When I explained my work to a colleague in Cuba, his response was to comment on how giving my local congregation had been. “They let you do all this study?” he asked. “They are certainly generous!” And so they are!—grace-filled and encouraging. I owe a great deal to College Street United Church in Toronto for their healing and forgiveness . . . both of which have brought me home to my primary vocation, which is to write.

I am writing this section of the book at the country inn of my closest friends, Ann Vickers and Ray Drennan. If I turn to the left, I can look out to the bay at Bouchtouche, New Brunswick. For the peace of their home and their constant encouragement . . . not to mention the whiskey . . . I am always so thankful. Likewise, I owe an eternal debt of gratitude to Bronwyn Best who edits and improves my words and thoughts.

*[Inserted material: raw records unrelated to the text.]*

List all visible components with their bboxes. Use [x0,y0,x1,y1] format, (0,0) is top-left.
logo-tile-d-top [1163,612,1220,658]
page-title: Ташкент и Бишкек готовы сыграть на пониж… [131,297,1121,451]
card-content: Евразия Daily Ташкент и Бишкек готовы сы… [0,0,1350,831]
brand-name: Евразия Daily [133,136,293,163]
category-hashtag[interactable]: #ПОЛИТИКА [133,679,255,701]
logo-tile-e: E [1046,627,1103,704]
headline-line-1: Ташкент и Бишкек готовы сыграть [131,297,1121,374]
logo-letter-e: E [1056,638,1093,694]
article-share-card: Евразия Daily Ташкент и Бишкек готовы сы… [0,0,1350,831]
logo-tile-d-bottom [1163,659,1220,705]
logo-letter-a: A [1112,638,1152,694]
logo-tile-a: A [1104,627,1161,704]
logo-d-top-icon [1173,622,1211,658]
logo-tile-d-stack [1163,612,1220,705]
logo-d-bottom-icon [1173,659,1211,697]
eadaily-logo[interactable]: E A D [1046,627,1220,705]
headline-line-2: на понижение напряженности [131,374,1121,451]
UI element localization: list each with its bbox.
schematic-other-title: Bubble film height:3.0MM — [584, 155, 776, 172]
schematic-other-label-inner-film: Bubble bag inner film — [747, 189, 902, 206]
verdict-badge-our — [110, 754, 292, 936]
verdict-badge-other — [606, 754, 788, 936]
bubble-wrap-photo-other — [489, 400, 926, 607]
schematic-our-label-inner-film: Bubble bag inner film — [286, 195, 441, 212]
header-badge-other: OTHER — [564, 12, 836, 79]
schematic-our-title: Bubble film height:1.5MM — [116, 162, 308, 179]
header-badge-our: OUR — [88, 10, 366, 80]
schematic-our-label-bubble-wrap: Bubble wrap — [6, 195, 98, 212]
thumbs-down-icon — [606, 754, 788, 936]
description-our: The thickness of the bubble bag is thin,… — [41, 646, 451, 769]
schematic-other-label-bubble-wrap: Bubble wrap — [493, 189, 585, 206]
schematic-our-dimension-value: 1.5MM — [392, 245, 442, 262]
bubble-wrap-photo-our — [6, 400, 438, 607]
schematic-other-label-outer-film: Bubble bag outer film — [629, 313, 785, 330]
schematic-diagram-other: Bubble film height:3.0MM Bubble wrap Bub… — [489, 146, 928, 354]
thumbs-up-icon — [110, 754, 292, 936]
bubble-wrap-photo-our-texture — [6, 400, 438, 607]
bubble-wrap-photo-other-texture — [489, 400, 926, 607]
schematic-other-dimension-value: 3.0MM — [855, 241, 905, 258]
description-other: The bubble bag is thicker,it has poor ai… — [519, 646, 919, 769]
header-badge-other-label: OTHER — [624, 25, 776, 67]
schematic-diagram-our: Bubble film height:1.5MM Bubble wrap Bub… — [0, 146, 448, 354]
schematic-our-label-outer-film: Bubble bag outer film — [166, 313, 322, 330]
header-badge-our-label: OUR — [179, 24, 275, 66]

Finally, to my wife, Ellen. Thank you so much. I am so grateful to you, because you taught me to laugh at myself and yet to take every minute of living with a deep seriousness. In our short time together, we’ve walked down some pretty crazy and beautiful pathways. There is no other life we are given, and when we come to our last day, surely it should have as much meaning as those days which preceded it. Sometimes, we think safety is found in guarding ourselves and our hearts, but Ellen has taught me the joyous, wild truth of the aria she sings from Carmen: “Si je t’aime, prends garde à toi.”

Bouchtouche, May 2017

1. The “Carter” case refers to the constitutional challenge put forward by the family of Lee Carter et al., of British Columbia, which resulted in the Supreme Court decision that mandated a change to the Criminal Code, essentially decriminalizing medical assistance in dying.